By 1944 Johnson was leading a full big band. It was a boisterous, brassy unit with a rhythm dominated by a strong back beat that became increasingly heavy as the years progressed. Along with Johnson’s talent as an arranger and composer, a major factor in the band’s success was younger sister Ella. She joined big brother Buddy in New York while still a teenager and started recording with his band in 1941. She sang ballads and blues with a uniquely terse and straightforward style completely lacking in histrionics.
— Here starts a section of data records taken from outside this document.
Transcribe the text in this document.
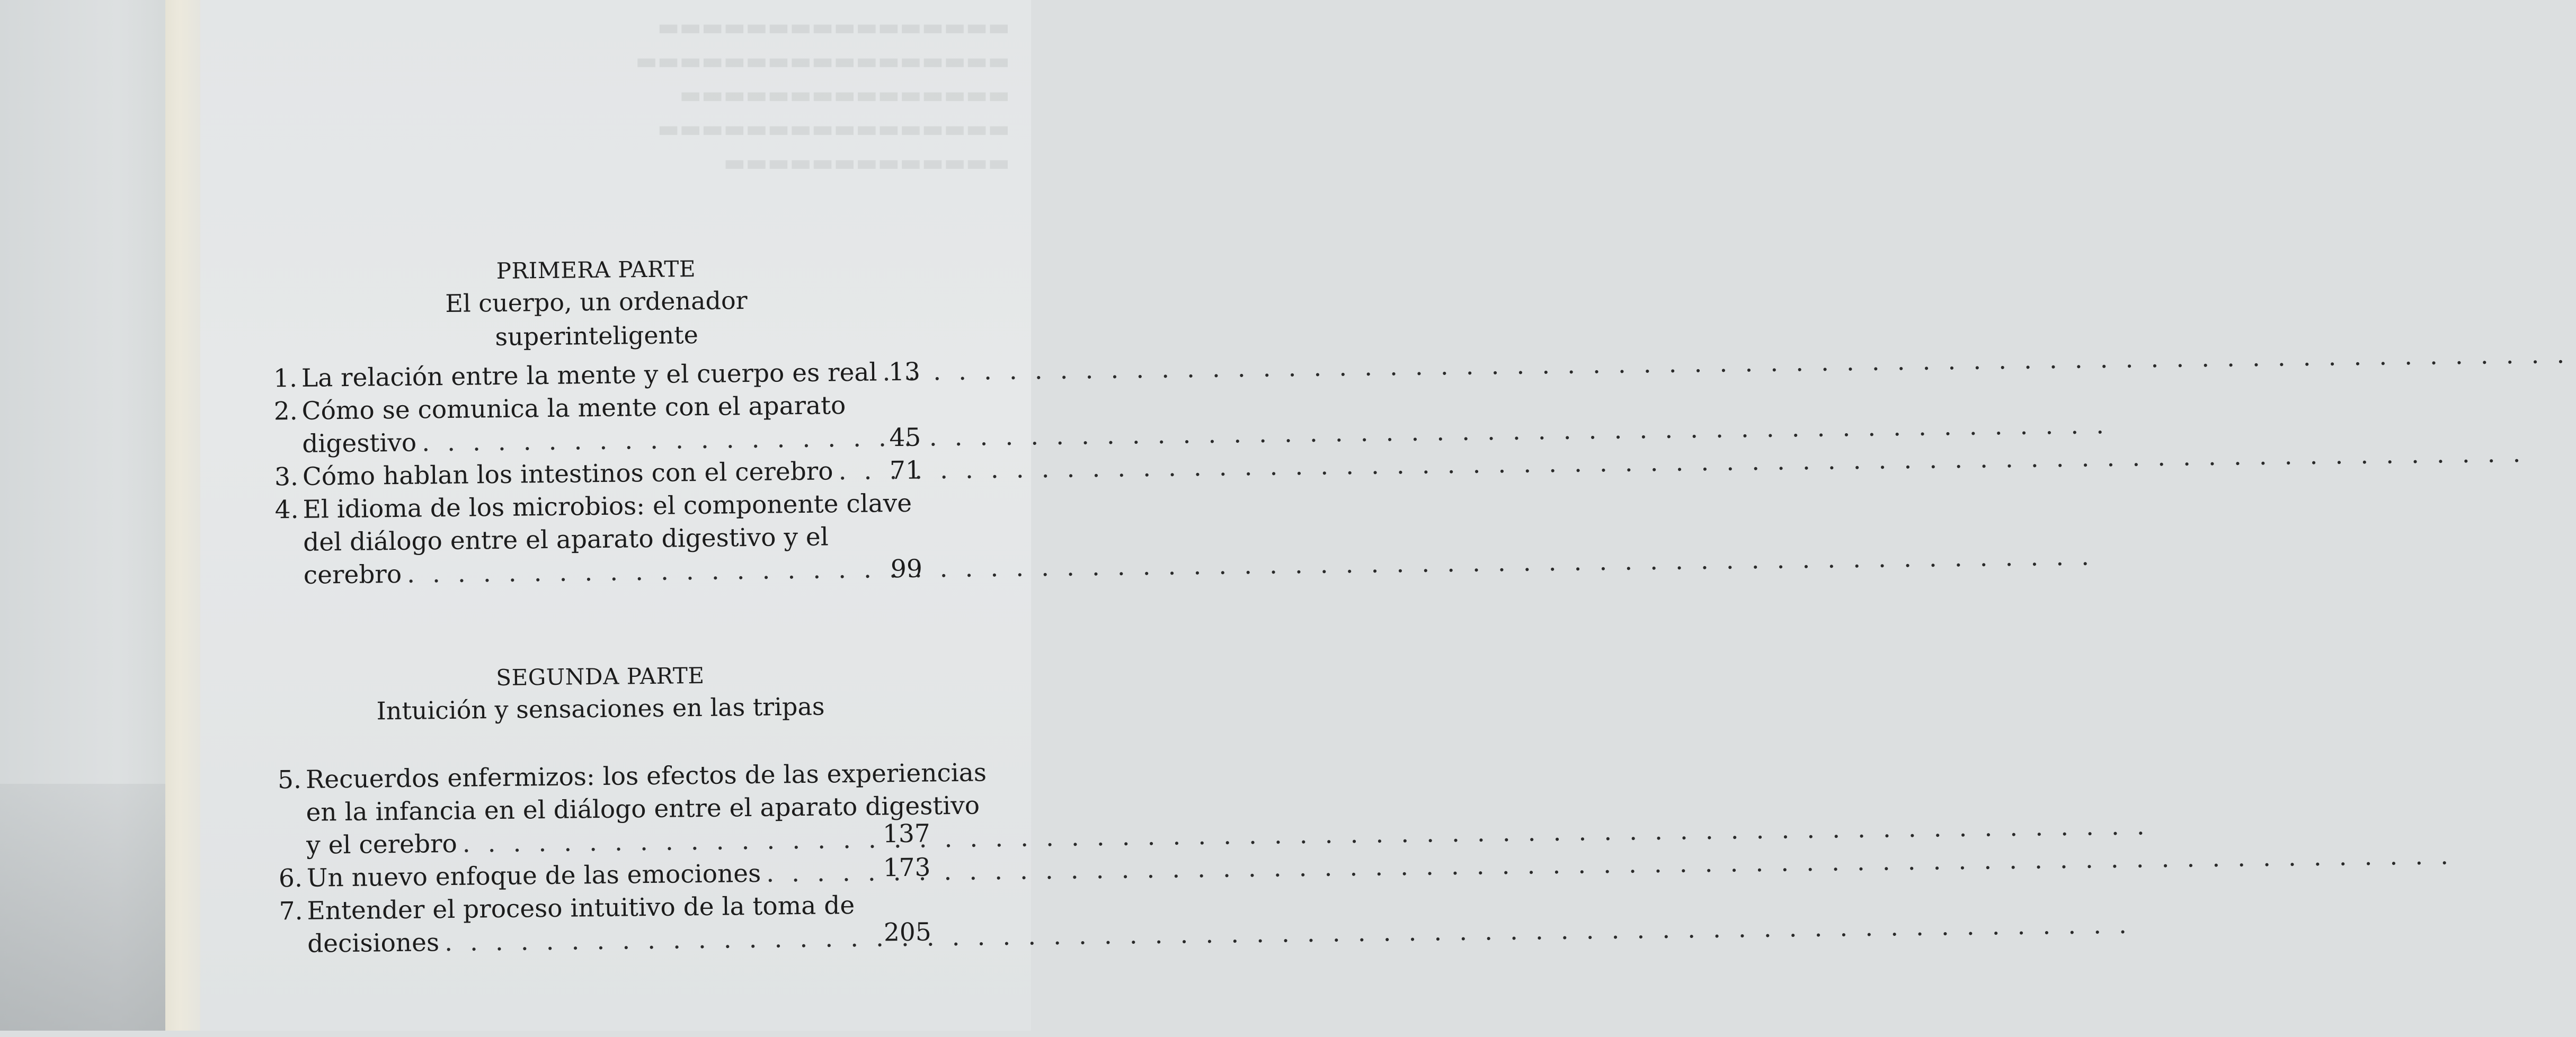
▬▬▬▬▬▬▬▬▬▬▬▬▬▬▬▬
▬▬▬▬▬▬▬▬▬▬▬▬▬▬▬▬▬
▬▬▬▬▬▬▬▬▬▬▬▬▬▬▬
▬▬▬▬▬▬▬▬▬▬▬▬▬▬▬▬
▬▬▬▬▬▬▬▬▬▬▬▬▬
PRIMERA PARTE
El cuerpo, un ordenador superinteligente
1. La relación entre la mente y el cuerpo es real . . . 13
2. Cómo se comunica la mente con el aparato
digestivo . . .	45
3. Cómo hablan los intestinos con el cerebro . . .	71
4. El idioma de los microbios: el componente clave
del diálogo entre el aparato digestivo y el
cerebro . . .	99
SEGUNDA PARTE
Intuición y sensaciones en las tripas
5. Recuerdos enfermizos: los efectos de las experiencias
en la infancia en el diálogo entre el aparato digestivo
y el cerebro . . .	137
6. Un nuevo enfoque de las emociones . . .	173
7. Entender el proceso intuitivo de la toma de
decisiones . . .	205
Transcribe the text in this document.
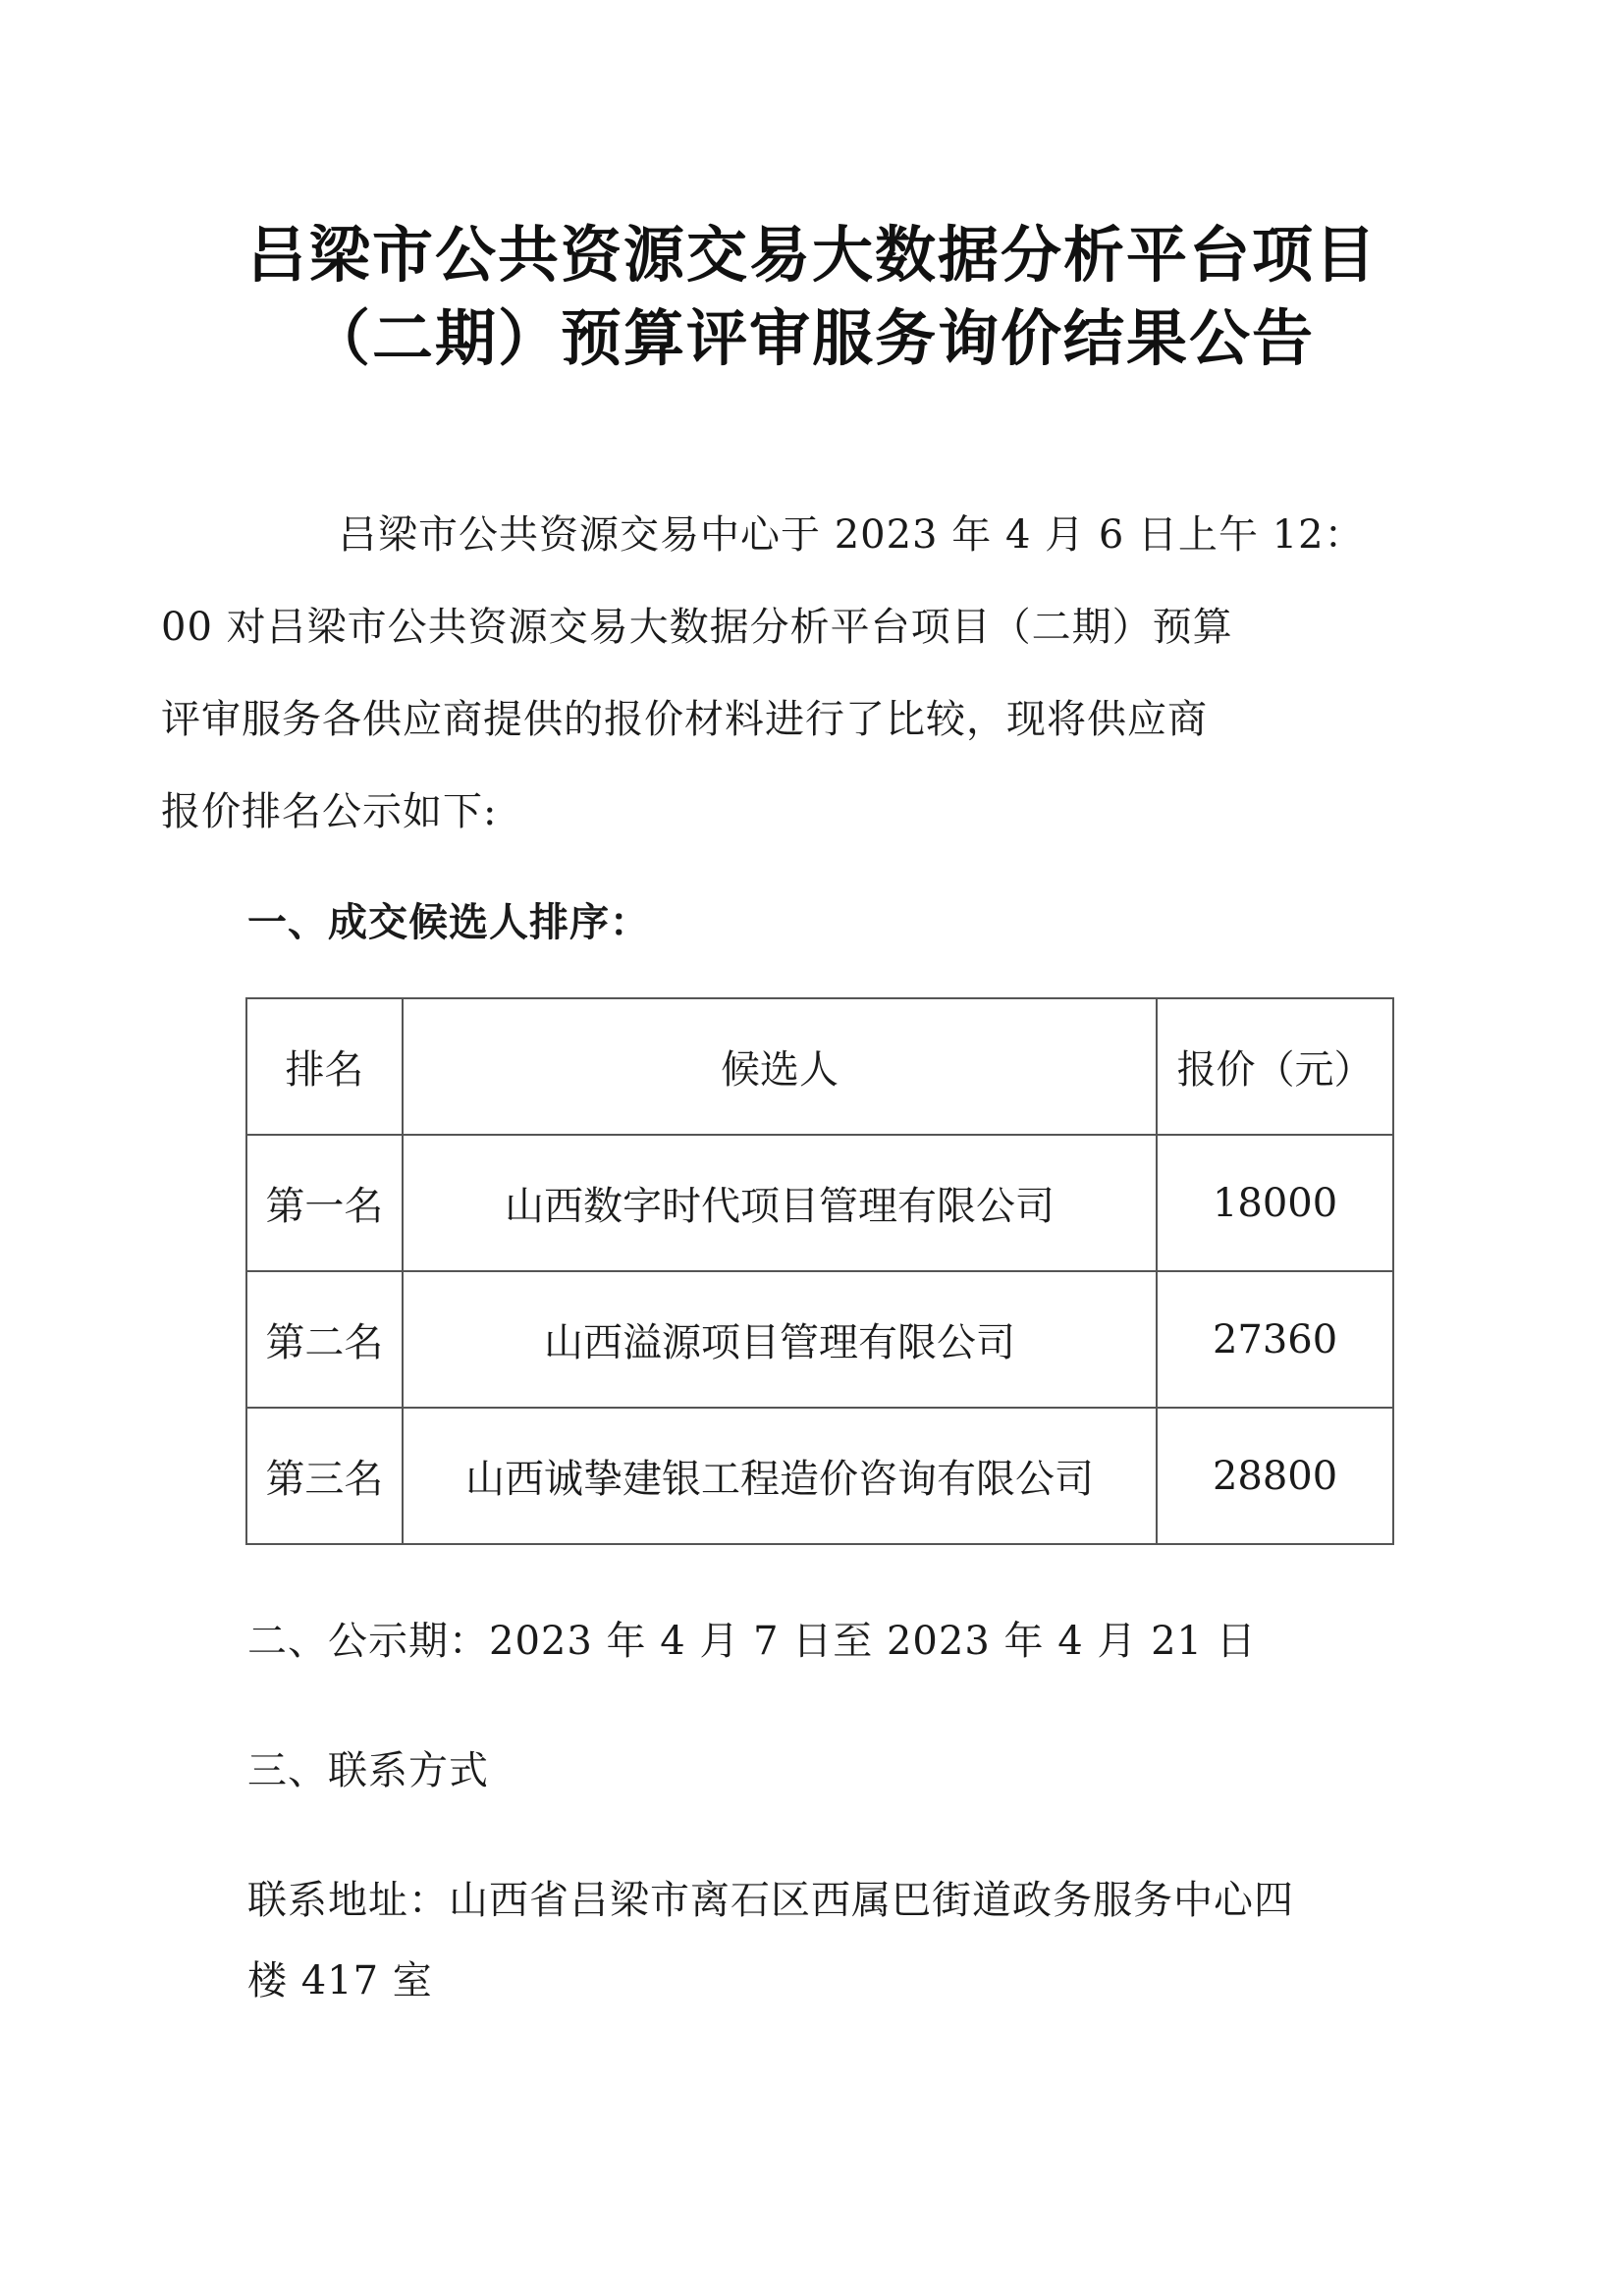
吕梁市公共资源交易大数据分析平台项目
（二期）预算评审服务询价结果公告
吕梁市公共资源交易中心于 2023 年 4 月 6 日上午 12：
00 对吕梁市公共资源交易大数据分析平台项目（二期）预算
评审服务各供应商提供的报价材料进行了比较，现将供应商
报价排名公示如下:
一、成交候选人排序：
排名	候选人	报价（元）
第一名	山西数字时代项目管理有限公司	18000
第二名	山西溢源项目管理有限公司	27360
第三名	山西诚挚建银工程造价咨询有限公司	28800
二、公示期：2023 年 4 月 7 日至 2023 年 4 月 21 日
三、联系方式
联系地址：山西省吕梁市离石区西属巴街道政务服务中心四
楼 417 室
Her singing served as a nice contrast to the shouting riffs, honking tenor saxes and hard-hitting rhythms of the band.

Ella and Buddy Johnson

Johnson built most of his arrangements on the blues. He said there was a touch of his home South Carolina in all of them; he always kept his music simple, understandable and danceable. That was the key to Johnson’s survival at a time when other big band leaders were throwing in the towel. Many big bands of the mid-to-late 40s, both white and black, had moved in directions that were too complex and impossible to dance to. They were creating art and concert music and not something people could move their feet to when out on a Saturday night.

Johnson might have been keeping his music simple, but it wasn’t simple-minded. His charts were rich with thick textures and harmonies with occasional traces of modern jazz. There was always enough variety to keep things interesting, even within a limited blues framework.

Johnson’s most famous composition is the ballad “Since I Fell for You.” Ironically, his original 1946 record of the song featuring Ella’s vocal wasn’t a big seller. It didn’t become a big pop hit until 1963 when Lenny Welch’s record of the song reached number four.

In 1954 Johnson became a part of the burgeoning rock ‘n’ roll scene when he joined legendary disc jockey Alan Freed’s tour packages in which his band served as the primary accompaniment for the show’s singing acts. He was now recording for the Mercury label and while his music wasn’t that much different from what it had been a decade earlier, the beat was much heavier, the riffs simpler and honking tenor saxophone solos dominated.

Johnson’s late Mercury records, especially December 1955’s “Doot Doot Dow,” demonstrate the dead end of big band rock ‘n’ roll. Here Buddy Johnson is moving from the simple to the simple-minded. The title is just as insipid as the monotonous, childish melody. Johnson is stuck playing repetitive piano triplets while the saxophones honk away on a tiresome two-note riff. (Admittedly the record improves once the band moves past the main riff.) All those horns just aren’t needed when playing such basic music and the musicians must have been bored to tears.

Once Elvis Presley came along, big bands and even honking rhythm and blues combos were out, and stripped-down, guitar-based groups were in. Buddy Johnson gave up his orchestra in the late 50s and worked with smaller bands. He made a few more records before recording his last in 1964. After that both Buddy and his sister Ella retired from the music business and instead devoted their talents to the church. Buddy Johnson died in 1977 at the age of 62 after a long battle with cancer. Ella lived to the age of 80 and died in 2004.

Buddy Johnson’s music might be overlooked by big band fans and critics, but when it came to explosive, high energy party music, there were few bands that could match the Buddy Johnson Orchestra. No, it wasn’t deathless art, but not everything has to be. Sometimes, you just wanna’ dance.